На ее клич откуда-то с соседних огородов прилетает еще несколько ворон, и они устраивают на яблоне.
Константин Михайлович отходит от окна, меряет шагами комнатушку, останавливается перед рамкой на стене.
Под стеклом несколько снимков, по большей групповых, семейных. Все мужчины какие-то понурые, бородатые, как староверы. Среди других фотограф выделяется снимок бравого унтера. Он снят в полный рост, папаха чуть-чуть набекрень, из-под нее выглядывает залихватский чуб, стрелки усов нацелены вверх, на груди — Георгиевский крест, на боку — шашка, надраенные до блеска сапоги на снимке получились белыми. Ничего не скажешь, ладный был хлопчина, а его, бедолаги, уже и нет в живых: немцы где-то на реке Щаре отравили газами.
Человек, которому жить бы да красоваться, сложил голову. За что и почему? Каков его грех перед людьми и богом, если этот грех вообще есть? Сколько тысяч таких горемык лежат в Пруссии, в Мазурских болотах, на Полесье? Сколько осталось калеками? Сколько беженцев оставило насиженные углы и проторило путь на восток, в глубь России? На муки, голод и смерть!
Чтобы прогнать невеселые мысли, Константин Михайлович отошел от рамки со снимками и посмотрел на полку с книгами. Это его «Песні жальбы», «Родныя з'явы», «Другое чытанне», купаловский сборник «Шляхам жыцця», несколько годовых подшивок «Нашай нівы» в переплете, книги Максима Богдановича, Ядвигина Ш. С ними он не расстается, эти книги побывали в Перми, в Румынии, а теперь вот приехали в Обоянь. Рядом с книгами — несколько номеров газеты «Вольная Беларусь». Они дороги Кастусю не только тем, что там с 8 августа начал печататься с продолжением «Сымон-музыка»,— это единственный источник сведений о том, что происходит на родине. А происходит там много странного, противоречивого и вообще непонятного даже для него, для поэта Якуба Коласа. Разумеется, он не считает себя политиком, он лишь беспредельно любит свой родной край, свой трудолюбивый, но обделенный счастьем народ, от всего сердца желает ему в этот важный и ответственный момент найти дорогу к подлинной свободе, при которой национальное возрождение, начавшееся перед войной, принесло бы реальные блага простому человеку.
Письма из родной Миколаевщины приходили редко, и в них было мало новостей. Тому были свои причины. Брат Михась, учившийся в Несвижской семинарии, очутился бог весть где — в Вязьме; туда была эвакуирована их семинария.
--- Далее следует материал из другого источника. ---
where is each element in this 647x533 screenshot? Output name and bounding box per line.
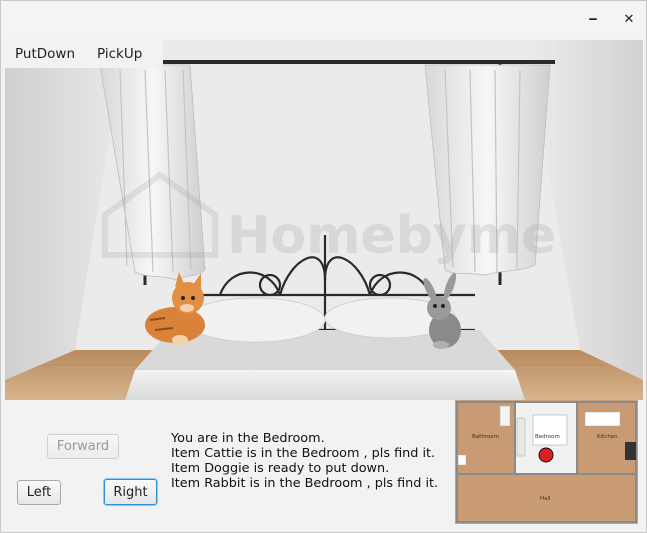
room-label-bedroom: Bedroom [535, 434, 560, 440]
menu-putdown[interactable]: PutDown [15, 46, 75, 62]
room-label-kitchen: Kitchen [597, 434, 618, 440]
minimize-button[interactable]: ‒ [584, 10, 602, 28]
message-line: Item Cattie is in the Bedroom , pls find… [171, 446, 436, 461]
right-button[interactable]: Right [104, 479, 157, 505]
room-label-bathroom: Bathroom [472, 434, 499, 440]
app-window: ‒ ✕ Homebyme PutDown PickUp Forward Left… [0, 0, 647, 533]
menu-bar: PutDown PickUp [5, 40, 163, 68]
message-line: You are in the Bedroom. [171, 431, 325, 446]
close-button[interactable]: ✕ [620, 10, 638, 28]
title-bar: ‒ ✕ [1, 1, 646, 39]
message-line: Item Doggie is ready to put down. [171, 461, 390, 476]
player-location-marker [538, 447, 554, 463]
floor-plan-map: Bathroom Bedroom Kitchen Hall [455, 400, 638, 524]
left-button[interactable]: Left [17, 480, 61, 505]
watermark-text: Homebyme [227, 206, 556, 266]
forward-button[interactable]: Forward [47, 434, 119, 459]
message-line: Item Rabbit is in the Bedroom , pls find… [171, 476, 439, 491]
bedroom-scene-image: Homebyme [5, 40, 643, 400]
menu-pickup[interactable]: PickUp [97, 46, 142, 62]
control-panel: Forward Left Right You are in the Bedroo… [5, 400, 645, 532]
scene-view: Homebyme [5, 40, 643, 400]
room-label-hall: Hall [540, 496, 551, 502]
message-log: You are in the Bedroom. Item Cattie is i… [171, 431, 461, 491]
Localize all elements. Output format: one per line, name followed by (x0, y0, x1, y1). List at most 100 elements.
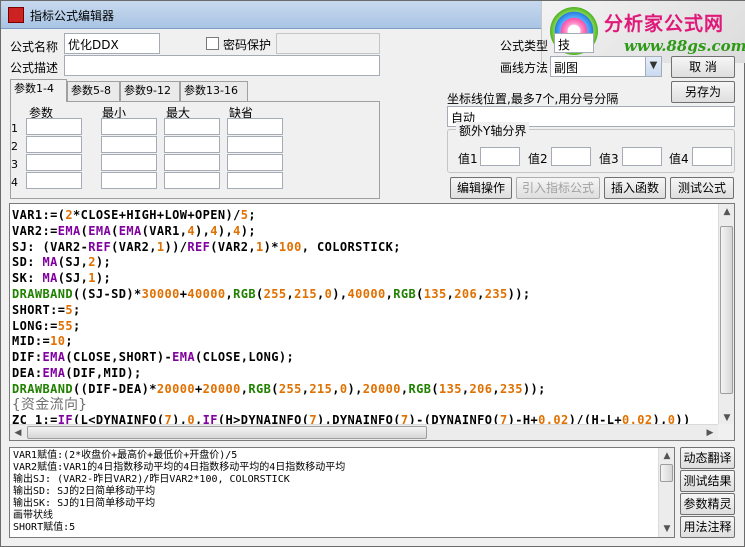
y-value-3-input[interactable] (622, 147, 662, 166)
formula-desc-input[interactable] (64, 55, 380, 76)
code-token: RGB (233, 287, 256, 301)
code-token: ( (416, 287, 424, 301)
param-4-min-input[interactable] (101, 172, 157, 189)
tab-params-5-8[interactable]: 参数5-8 (67, 81, 120, 101)
param-2-min-input[interactable] (101, 136, 157, 153)
code-line: SHORT:=5; (12, 302, 81, 318)
code-line: DRAWBAND((DIF-DEA)*20000+20000,RGB(255,2… (12, 381, 546, 397)
code-token: 235 (484, 287, 508, 301)
param-4-default-input[interactable] (227, 172, 283, 189)
save-as-button[interactable]: 另存为 (671, 81, 735, 103)
param-wizard-button[interactable]: 参数精灵 (680, 493, 735, 515)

Письма писал дядька Антось, а у него не было времени да, видно, и настроения делиться новостями. «Живы-здоровы, чего и вам желаем... Поклон шлют...» — тут и весь сказ. Когда в Перми получали такие письма, Кастусь радовался, что семья еще в Смольне, что мать с девчатами держится родного угла, их миновала участь беженцев... Теперь же хотелось более подробных известий о том, как там хозяйствуют дядька Антось и мать. Жила еще надежда, что произойдет чудо и они с Марией Дмитриевной до зимы возвратятся в родные места. Правда, по трезвом размышлении выходило, что никакого чуда не будет, что перебиваться им зиму тут, вдали от дома.